CEP Campaign Delivery Degradation (Email, Push & SMS)

Incident Report for Batch

Postmortem

Post-mortem: Partial Platform Outage

Summary

On December 22, 2025, between 10:17 and 13:40 UTC, part of our CEP experienced service disruptions affecting message delivery, data ingestion, and dashboards for some customers.

The incident was caused by a hardware-related issue on a high-grade server hosting part of our private virtualization infrastructure. The issue has since been fully resolved, and corrective actions have been implemented.

Impact

During the incident window, the following impacts were observed:

Push and Email Campaigns (CEP): Delivery was interrupted for a subset of campaigns.
Data Ingestion & Analytics: Temporary ingestion delays occurred.
Dashboards: The Batch dashboard was intermittently unavailable.

No impact was observed on SMS delivery.

The incident affected a limited subset of customers, depending on their usage at the time.

Timeline (UTC)

10:17 – First service degradation detected.
10:20 – Investigation initiated.
11:00 – Infrastructure issue identified on one hypervisor.
11:30 – Mitigation and recovery actions started.
13:40 – All impacted services fully operational.

Root Cause

The incident was caused by a fault in the cooling system of a high-grade server used in our private virtualization infrastructure.

This cooling issue led to overheating, triggering a protective shutdown of a disk group on the affected server. As a result, the hypervisor abruptly lost access to multiple disks, causing all virtualized services hosted on that node to stop simultaneously.

Although this class of hardware is designed to provide strong reliability guarantees, this cooling failure resulted in the loss of a single hypervisor and exposed the impact of service colocation on shared infrastructure.

Resolution

The cooling issue and impacted hardware were fully repaired and validated by our infrastructure provider.
Affected services were restarted and resynchronized.
Data consistency was verified after recovery.

Corrective and Preventive Actions

Following this incident, we took the following actions:

The faulty hardware was repaired and removed from service until fully validated.
We reviewed service placement on our private virtualization infrastructure and reduced the colocation of critical components on single hypervisors.
Stateful services (including Redis clusters) were redistributed to limit the blast radius of a single host failure.
We strengthened monitoring and alerting around service colocation, allowing us to detect and act earlier when multiple critical components are unintentionally placed on the same underlying host.

These actions aim to reduce the impact of similar infrastructure-level incidents in the future.

Conclusion

We apologize for the disruption this incident caused.

While hardware failures of this nature are rare, this event highlighted areas where we could further improve infrastructure resilience and observability.

We remain committed to transparency and continuous improvement.

—

The Batch Engineering Team

Posted Dec 24, 2025 - 13:51 UTC

Resolved

This incident has been resolved.

Posted Dec 22, 2025 - 17:01 UTC

Monitoring

An incident affected CEP campaign delivery across Email, Push, and SMS between 11:00 and 14:30 CET.

* Campaigns: Messages scheduled during this window were not sent and not retried.
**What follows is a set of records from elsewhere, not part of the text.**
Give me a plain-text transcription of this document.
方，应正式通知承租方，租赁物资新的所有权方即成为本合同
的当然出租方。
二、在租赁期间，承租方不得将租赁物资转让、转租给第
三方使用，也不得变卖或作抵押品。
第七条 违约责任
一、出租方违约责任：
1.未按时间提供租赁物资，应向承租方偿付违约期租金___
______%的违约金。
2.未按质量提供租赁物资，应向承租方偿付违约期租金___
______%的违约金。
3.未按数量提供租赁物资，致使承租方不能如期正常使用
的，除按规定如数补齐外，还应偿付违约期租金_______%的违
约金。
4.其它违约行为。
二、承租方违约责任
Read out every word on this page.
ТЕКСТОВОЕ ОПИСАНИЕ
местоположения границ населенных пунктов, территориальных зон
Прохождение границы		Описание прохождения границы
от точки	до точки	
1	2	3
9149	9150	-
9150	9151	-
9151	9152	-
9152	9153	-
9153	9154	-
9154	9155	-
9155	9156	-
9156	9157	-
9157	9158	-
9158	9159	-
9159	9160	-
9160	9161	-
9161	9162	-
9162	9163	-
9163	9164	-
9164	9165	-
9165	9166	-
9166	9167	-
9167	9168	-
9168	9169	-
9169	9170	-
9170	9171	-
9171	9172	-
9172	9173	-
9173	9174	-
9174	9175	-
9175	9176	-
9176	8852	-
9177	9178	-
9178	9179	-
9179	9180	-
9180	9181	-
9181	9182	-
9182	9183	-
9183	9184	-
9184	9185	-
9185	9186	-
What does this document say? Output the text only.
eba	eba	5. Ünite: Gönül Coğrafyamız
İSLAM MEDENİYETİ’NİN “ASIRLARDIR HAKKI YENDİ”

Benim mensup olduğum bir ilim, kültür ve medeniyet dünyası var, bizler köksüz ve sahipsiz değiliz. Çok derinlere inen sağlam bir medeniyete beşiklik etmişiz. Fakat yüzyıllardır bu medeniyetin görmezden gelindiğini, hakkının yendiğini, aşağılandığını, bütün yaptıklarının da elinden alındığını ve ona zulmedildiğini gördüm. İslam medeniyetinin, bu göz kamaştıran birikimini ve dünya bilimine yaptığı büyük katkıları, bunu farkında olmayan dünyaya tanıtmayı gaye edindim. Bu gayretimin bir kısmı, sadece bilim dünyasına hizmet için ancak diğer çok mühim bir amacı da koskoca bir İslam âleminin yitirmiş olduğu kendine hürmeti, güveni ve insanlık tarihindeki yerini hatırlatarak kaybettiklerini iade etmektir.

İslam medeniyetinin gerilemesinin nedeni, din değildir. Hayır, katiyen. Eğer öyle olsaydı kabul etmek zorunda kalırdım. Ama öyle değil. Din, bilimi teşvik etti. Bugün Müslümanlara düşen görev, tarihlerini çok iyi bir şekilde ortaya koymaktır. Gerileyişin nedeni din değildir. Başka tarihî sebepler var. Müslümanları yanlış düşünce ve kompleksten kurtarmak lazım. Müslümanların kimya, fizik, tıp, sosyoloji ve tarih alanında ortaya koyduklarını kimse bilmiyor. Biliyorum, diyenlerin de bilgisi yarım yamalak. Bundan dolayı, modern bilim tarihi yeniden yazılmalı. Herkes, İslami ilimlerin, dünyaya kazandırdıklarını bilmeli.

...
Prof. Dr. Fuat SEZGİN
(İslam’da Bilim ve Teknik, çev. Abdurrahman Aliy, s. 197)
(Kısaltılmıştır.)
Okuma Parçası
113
Analytics will show zero delivery and engagement. If impacted, consider resending your campaign.
* Automations: Delays occurred between 11:40 and 12:15 CET. Affected automations were eventually sent, and the displayed analytics are accurate.

The issue has been fixed, and we are actively monitoring the platform.

Posted Dec 22, 2025 - 13:43 UTC

This incident affected: CEP Core Services (Dashboard, Email delivery, Push Delivery, SMS Delivery).